April 24, 2012
SOME FAMILIAR FACES
U.S. women to take on France, Colombia, North Korea at the Olympics
From the get-to, the U.S. Women's National Team knows that it will have plenty on its hands in its Olympic opener on July 25, when the Americans face France at Hampden Park in Glasgow, Scotland.
The American face France, which they defeated in the Women's World Cup semifinals, 3-1, in Moenchengladbach, Germany on July 13. In fact, the U.S. will meet three teams its is quite familiar with, as it defeated its second foe, Colombia at last year WWC, and has played North Korea, its foes in the Group G finale, four times in the WWC.
The U.S. is first in the FIFA ranking, while France is sixth, North Korea eighth and Colombia 28th.
“It’s more comfortable for coaches at least," U.S. coach Pia Sundhage said of being familiar with the three opponents. "We know how they play, and if you look at France, Colombia and North Korea, we have a good idea of how they are going to play. We feel prepared and we’ll look at France more thoroughly and make sure we have everything prepared before we play them.”
The U.S. kicks off the competition two days prior to the actual opening ceremonies in London, meeting France at 5 p.m. local time (11 a.m. ET). Lauren Cheney, Abby Wambach and Alex Morgan scored for the U.S. in the WWC semis.

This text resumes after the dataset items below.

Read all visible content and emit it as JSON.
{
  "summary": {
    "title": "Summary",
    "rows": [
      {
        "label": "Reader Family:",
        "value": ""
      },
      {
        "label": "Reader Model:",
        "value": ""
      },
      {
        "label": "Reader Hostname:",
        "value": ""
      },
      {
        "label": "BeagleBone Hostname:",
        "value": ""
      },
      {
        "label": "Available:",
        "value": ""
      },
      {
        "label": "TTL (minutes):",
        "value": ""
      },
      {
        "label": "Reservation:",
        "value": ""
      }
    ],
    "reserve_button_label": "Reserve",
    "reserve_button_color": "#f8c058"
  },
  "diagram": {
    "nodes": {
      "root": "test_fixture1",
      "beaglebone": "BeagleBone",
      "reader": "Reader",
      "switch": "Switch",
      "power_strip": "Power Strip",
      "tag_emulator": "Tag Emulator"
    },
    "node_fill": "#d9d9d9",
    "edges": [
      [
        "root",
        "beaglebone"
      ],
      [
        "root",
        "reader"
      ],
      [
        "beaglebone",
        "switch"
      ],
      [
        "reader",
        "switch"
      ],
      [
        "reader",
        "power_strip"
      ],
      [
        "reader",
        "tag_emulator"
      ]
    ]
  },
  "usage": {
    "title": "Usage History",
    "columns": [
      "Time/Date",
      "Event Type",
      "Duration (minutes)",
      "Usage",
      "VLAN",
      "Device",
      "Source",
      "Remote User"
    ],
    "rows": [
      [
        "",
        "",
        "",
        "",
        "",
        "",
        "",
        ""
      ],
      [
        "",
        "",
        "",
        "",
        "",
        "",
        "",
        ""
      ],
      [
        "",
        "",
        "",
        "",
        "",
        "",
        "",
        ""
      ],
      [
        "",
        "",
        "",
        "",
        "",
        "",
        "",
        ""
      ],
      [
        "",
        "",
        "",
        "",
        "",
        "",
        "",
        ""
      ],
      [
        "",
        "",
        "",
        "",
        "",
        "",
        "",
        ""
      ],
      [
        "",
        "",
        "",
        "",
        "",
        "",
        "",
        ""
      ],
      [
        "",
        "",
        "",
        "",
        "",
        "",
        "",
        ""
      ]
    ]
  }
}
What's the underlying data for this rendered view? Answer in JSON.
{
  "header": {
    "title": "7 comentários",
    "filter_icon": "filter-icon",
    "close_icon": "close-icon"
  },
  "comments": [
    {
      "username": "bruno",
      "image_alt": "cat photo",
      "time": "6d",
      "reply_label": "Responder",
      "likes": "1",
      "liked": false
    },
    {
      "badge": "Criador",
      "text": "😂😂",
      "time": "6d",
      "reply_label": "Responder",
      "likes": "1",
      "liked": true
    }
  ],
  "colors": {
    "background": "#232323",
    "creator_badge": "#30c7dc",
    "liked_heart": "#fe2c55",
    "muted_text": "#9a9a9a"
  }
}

“France was probably one of the toughest opponents we faced in the World Cup," U.S. captain Christie Rampone said. "They were very technical, worked well together and broke us down a lot. We countered them very well and got some goals. But overall the 90 minutes was a tough and challenging game so I am very excited to face them again.”
While the U.S.'s focus for the next several months will be on France, veteran striker Abby Wambach warned about looking at the entire picture and the entire group.
“You want to start every tournament off well and the France game is obviously going to be on all of our minds," she said. "But we can’t get too ahead of ourselves. It’s one game, we want to get out of our group, that’s the most important thing, and the way to do that is to get points through the group stage so that’s what we are focused on.”
Three days later, the U.S. meet Colombia at the same venue and time (5 p.m. local time, 11 a.m. ET). In Germany, the Americans blanked the South American side, 3-0, to clinch a quarterfinal berth.
“Any young team coming in that has a good taste of a world championship has the experience behind them and the nerves out of them so now they will go after it," Rampone said. "We’ll have to be ready right from the start in that game. I think we can go after them from the beginning, put the pressure on them, put them on their heels and get them nervous. Anything can happen in the game of soccer so we have to be ready for every game starting from the first game.”
The U.S. has never lost to North Korea, considered one of the most mysterious teams in the world because of his closed-door policies. The Americans defeat the Asian team in last year's WWC opener. This time they will tangle in the group finale at Old Trafford in Manchester on July 31 (5:15 p.m. local time, 11:15 a.m. ET).
“They present consistency," Rampone said. "Every time we have seen them, they have been a great team. They challenge us, they are very technical and very quick on the ball, so once again we have to stay organized as a defensive unit, stay compact, but play our game. We need to make them play more on the defensive side of the game, rather than having the ball at their feet.”
For Rampone, playing in Scotland has an extra meaning because that is where he great-grandfather played professional soccer.
“It’s exciting because my family is going to make this trip," she said. "They haven’t been on a trip in a long time and for my mom to get to go where her grandfather played is going to be very special. It’s going to be a great trip for the family to go where a relative played, get to see Scotland and England. We love to travel and see new places and to play where Manchester United plays, the team is going to be pumped.”